Australian prime minister loses control of WeChat account
Morrison's 76,000 WeChat followers were notified his page had been renamed Australian Chinese new life earlier this month and his photograph had been removed.
CANBERAA:Australian Prime Minister Scott Morrison has lost control of his Chinese-owned social media platform WeChat account and a lawmaker on Monday accused China's leaders of political interference.
Morrison's 76,000 WeChat followers were notified his page had been renamed Australian Chinese new life earlier this month and his photograph had been removed, Sydney's The Daily Telegraph newspaper reported.
The changes were made without the government's knowledge, the report said.
Morrison's office declined to comment on the report.
Joint Parliamentary Committee on Intelligence and Security Chair James Paterson said WeChat has not replied to an Australian government request that the prime minister's account be restored.
Paterson accused the Chinese Communist Party of censoring the prime minister with Australia's elections due by May.
Paterson, who is a member of Morrison's conservative Liberal Party, called on all lawmakers to boycott the platform, which is owned by Chinese technology giant Tencent.
What the Chinese government has done by shutting down an Australian account is foreign interference of Australian democracy in an election year, Paterson said.
Paterson said it was concerning that 1.2 million Chinese Australians who use the platform couldn't access news from the prime minister, but could still see criticisms of the government made by opposition leader Anthony Albanese.
Fergus Ryan, an Australian Strategic Policy Institute Chinese social media expert, tweeted that Morrison was one of at least a dozen Australian politicians who use WeChat accounts now registered to a Chinese citizen.
Liberal Party lawmaker and former diplomat Dave Sharma said the interference was likely sanctioned by the Chinese government.
Sharma said Morrison used WeChat to connect with Australia's Chinese diaspora.
But ultimately social media are controlled by the Chinese Communist Party.
"More likely than not it was state-sanctioned and it shows the attitude towards free speech and freedom of expression that comes out of Beijing," Sharma said.
Graeme Smith, a China expert at the Australian National University, said Morrison's account was registered to a Chinese national in China's Fujian province.
"It's not the most difficult thing to hack an account within China, Smith told Australian Broadcasting Corp. I don't think we know who's behind this. I dare say we could safely say it was at least inspired by the China government," Smith added.

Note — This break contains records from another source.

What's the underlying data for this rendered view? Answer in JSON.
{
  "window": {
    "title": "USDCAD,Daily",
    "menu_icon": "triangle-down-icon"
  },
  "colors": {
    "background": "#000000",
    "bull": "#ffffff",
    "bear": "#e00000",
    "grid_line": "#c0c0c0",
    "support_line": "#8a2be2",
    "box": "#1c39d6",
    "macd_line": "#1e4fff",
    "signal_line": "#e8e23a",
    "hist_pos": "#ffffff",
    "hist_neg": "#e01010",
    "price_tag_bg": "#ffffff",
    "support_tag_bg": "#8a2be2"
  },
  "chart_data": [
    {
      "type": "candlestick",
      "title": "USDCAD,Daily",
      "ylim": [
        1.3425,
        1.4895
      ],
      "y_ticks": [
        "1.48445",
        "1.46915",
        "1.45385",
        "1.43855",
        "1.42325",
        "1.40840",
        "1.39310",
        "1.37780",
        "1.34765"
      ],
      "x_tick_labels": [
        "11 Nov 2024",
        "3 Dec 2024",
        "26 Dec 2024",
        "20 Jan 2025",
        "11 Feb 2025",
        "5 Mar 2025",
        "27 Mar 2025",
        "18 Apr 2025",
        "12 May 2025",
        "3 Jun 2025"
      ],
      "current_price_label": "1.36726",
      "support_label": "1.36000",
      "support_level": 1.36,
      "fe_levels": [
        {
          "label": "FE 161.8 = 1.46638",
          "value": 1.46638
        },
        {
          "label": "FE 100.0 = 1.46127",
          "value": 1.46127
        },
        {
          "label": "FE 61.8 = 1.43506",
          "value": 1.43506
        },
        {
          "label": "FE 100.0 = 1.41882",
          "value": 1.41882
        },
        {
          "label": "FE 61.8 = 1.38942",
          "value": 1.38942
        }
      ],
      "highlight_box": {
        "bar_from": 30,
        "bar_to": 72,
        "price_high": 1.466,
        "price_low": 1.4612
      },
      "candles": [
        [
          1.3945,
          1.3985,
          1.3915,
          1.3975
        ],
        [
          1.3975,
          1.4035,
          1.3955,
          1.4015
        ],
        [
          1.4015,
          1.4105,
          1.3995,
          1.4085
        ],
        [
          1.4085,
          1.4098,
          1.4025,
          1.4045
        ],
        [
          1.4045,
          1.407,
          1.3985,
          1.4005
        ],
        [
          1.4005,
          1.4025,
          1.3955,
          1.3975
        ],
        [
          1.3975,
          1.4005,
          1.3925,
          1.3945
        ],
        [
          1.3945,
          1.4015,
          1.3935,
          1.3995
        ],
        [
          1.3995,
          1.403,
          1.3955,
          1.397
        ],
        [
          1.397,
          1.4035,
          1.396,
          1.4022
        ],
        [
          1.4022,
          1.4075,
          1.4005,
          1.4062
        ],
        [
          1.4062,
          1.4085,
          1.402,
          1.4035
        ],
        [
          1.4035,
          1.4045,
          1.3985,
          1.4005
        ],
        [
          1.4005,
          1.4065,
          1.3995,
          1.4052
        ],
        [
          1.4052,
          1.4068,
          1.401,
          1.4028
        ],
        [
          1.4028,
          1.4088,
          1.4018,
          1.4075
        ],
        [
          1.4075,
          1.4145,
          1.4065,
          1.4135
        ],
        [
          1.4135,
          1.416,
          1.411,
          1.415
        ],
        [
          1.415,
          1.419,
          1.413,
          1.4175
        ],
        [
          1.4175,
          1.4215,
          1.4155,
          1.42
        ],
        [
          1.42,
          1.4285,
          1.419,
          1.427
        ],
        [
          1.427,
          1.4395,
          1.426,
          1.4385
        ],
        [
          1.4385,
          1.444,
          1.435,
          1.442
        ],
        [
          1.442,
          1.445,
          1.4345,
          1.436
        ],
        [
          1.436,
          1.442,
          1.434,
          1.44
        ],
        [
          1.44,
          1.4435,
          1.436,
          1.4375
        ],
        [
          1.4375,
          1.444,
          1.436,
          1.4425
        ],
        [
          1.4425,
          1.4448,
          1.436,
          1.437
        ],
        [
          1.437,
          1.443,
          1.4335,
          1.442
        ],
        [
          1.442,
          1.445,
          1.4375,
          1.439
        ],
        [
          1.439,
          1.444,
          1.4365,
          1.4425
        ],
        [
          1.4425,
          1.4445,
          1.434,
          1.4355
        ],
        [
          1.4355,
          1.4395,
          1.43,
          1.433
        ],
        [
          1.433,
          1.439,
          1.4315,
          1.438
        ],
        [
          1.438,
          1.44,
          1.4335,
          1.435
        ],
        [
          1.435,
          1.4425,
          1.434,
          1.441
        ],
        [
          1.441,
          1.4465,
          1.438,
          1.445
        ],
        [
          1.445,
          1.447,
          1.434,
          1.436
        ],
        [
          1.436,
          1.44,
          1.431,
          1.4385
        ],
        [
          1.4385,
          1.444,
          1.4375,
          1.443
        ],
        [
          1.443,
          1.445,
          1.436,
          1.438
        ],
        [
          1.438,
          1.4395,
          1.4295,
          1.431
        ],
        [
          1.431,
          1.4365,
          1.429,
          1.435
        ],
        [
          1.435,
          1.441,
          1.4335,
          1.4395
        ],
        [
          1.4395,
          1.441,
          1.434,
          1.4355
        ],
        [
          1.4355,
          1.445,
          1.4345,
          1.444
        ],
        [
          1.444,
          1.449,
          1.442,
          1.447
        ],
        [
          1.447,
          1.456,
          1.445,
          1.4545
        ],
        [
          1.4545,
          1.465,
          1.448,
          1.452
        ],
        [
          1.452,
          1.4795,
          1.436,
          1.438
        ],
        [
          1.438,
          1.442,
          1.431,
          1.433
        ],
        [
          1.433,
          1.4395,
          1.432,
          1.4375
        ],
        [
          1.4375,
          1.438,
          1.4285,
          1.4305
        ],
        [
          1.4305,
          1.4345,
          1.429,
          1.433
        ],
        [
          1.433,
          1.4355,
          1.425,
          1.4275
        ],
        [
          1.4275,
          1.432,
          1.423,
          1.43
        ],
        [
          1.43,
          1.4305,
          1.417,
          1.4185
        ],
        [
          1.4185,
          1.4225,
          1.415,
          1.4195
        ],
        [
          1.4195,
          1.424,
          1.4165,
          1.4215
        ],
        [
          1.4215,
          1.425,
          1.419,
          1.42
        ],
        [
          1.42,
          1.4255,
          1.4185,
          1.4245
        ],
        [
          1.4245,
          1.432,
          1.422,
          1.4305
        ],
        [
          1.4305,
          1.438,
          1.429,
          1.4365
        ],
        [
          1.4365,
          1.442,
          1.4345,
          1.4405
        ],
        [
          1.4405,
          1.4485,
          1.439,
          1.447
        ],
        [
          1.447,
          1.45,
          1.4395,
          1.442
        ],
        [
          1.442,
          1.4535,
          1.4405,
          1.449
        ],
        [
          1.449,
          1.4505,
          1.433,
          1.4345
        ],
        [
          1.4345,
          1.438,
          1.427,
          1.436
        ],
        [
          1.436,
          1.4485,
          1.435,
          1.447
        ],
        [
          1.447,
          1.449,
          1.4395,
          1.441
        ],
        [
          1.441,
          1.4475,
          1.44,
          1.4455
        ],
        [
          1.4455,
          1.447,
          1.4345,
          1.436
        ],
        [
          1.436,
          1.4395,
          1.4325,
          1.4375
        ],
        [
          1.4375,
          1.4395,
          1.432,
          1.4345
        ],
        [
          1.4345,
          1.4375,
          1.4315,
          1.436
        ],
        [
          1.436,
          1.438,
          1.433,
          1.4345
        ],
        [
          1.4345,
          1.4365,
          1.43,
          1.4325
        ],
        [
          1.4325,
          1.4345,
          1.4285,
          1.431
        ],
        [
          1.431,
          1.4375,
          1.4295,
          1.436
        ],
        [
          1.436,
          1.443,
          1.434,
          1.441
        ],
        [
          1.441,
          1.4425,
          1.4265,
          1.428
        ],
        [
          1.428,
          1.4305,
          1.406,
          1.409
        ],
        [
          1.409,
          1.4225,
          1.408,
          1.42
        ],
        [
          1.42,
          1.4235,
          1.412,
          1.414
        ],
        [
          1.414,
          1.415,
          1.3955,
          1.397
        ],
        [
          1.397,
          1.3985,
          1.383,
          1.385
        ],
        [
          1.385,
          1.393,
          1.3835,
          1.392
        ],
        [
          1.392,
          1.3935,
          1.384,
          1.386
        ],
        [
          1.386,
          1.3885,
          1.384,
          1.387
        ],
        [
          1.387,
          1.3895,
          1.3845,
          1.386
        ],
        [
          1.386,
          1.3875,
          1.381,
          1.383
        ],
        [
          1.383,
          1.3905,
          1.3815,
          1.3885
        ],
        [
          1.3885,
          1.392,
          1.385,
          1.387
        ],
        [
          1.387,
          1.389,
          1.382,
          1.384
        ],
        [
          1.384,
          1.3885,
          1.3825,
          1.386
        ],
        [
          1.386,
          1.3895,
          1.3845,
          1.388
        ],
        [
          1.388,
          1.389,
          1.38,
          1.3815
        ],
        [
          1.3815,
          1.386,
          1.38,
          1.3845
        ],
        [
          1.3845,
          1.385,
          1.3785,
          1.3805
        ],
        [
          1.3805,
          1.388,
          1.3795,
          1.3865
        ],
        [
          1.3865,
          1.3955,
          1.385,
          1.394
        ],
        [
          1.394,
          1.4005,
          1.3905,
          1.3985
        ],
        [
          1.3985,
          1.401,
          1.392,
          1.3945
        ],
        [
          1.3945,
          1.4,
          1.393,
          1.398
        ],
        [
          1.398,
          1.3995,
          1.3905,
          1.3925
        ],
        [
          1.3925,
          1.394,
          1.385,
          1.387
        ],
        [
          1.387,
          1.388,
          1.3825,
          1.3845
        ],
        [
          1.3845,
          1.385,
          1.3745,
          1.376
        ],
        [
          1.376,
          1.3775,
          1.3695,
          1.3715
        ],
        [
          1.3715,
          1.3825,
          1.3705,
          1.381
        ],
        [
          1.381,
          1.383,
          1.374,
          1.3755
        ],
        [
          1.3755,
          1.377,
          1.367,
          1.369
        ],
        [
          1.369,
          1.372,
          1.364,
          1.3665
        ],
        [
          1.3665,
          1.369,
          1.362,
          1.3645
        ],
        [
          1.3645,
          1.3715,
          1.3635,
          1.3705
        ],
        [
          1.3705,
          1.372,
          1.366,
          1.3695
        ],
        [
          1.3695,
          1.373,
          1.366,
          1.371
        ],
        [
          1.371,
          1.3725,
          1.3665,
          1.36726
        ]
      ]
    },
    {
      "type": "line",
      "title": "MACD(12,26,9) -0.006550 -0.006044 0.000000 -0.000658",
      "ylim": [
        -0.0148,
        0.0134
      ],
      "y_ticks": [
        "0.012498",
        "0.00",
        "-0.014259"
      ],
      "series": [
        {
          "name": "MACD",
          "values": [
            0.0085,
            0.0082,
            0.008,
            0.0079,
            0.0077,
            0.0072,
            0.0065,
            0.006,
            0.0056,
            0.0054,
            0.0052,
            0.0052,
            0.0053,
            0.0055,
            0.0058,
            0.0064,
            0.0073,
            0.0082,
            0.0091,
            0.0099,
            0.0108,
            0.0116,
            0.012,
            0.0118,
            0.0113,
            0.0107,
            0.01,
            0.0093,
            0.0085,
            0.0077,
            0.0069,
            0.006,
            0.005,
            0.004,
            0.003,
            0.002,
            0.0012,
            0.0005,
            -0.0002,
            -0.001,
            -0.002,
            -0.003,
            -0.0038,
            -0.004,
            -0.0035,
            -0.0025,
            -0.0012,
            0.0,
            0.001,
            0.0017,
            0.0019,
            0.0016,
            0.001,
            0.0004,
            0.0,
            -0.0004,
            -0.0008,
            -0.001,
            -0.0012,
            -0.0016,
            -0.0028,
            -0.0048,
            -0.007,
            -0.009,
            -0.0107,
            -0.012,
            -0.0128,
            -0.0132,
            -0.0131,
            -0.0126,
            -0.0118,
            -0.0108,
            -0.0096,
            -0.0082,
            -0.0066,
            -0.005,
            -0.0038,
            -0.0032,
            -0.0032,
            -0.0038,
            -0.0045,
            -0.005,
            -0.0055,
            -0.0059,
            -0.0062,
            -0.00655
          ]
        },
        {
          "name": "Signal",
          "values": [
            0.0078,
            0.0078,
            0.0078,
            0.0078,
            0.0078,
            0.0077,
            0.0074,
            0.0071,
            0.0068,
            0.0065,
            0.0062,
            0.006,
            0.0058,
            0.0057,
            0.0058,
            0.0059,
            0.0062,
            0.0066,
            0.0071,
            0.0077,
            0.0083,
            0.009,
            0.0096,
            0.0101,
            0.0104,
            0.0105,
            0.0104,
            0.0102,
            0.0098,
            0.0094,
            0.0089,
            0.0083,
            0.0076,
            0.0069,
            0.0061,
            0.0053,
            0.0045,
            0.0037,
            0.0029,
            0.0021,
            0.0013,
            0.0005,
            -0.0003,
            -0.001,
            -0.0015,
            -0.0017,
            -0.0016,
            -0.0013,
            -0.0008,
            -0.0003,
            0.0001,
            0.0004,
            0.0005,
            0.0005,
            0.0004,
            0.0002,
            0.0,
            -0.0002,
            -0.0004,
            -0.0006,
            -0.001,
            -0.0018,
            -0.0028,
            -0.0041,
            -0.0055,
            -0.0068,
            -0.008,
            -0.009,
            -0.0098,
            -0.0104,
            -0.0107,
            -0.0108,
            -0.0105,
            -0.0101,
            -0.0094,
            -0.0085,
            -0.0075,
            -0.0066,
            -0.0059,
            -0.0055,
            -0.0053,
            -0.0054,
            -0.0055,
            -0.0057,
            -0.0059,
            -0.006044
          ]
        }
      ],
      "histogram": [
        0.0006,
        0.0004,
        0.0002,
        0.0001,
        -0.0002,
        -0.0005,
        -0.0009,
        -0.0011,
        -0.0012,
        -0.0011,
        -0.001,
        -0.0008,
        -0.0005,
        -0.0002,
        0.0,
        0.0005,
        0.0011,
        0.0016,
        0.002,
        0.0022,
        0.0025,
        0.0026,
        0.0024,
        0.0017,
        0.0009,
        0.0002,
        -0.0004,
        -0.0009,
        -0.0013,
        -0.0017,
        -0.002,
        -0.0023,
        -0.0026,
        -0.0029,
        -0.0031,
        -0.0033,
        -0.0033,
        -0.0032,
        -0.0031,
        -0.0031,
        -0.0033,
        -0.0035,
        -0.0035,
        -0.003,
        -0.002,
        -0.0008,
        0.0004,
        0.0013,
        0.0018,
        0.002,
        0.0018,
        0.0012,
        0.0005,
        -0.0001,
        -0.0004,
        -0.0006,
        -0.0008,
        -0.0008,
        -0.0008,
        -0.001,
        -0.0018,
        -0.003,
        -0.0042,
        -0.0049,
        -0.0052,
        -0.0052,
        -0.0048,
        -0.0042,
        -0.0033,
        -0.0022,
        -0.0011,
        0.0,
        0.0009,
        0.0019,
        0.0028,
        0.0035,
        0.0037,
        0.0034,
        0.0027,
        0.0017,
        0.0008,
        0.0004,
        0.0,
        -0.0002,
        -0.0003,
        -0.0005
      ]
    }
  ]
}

Smith said he did not believe that Morrison's WeChat problem was evidence that China would back Albanese's center-left Labor Party at the next election.
"They really couldn't care less who wins the election," Smith said.
"They don't care who wins as long as people don't trust democracy."
Albanese told Brisbane Radio 4BC he would talk to Morrison about any national security implications of the prime minister's WeChat problem.
Morrison has had a vexed relationship with China since he replaced Malcolm Turnbull as prime minister in 2018.
The Chinese have been critical of a new partnership involving Australia, Britain and the United States announced in September under which Australia will be provided with nuclear-powered submarines.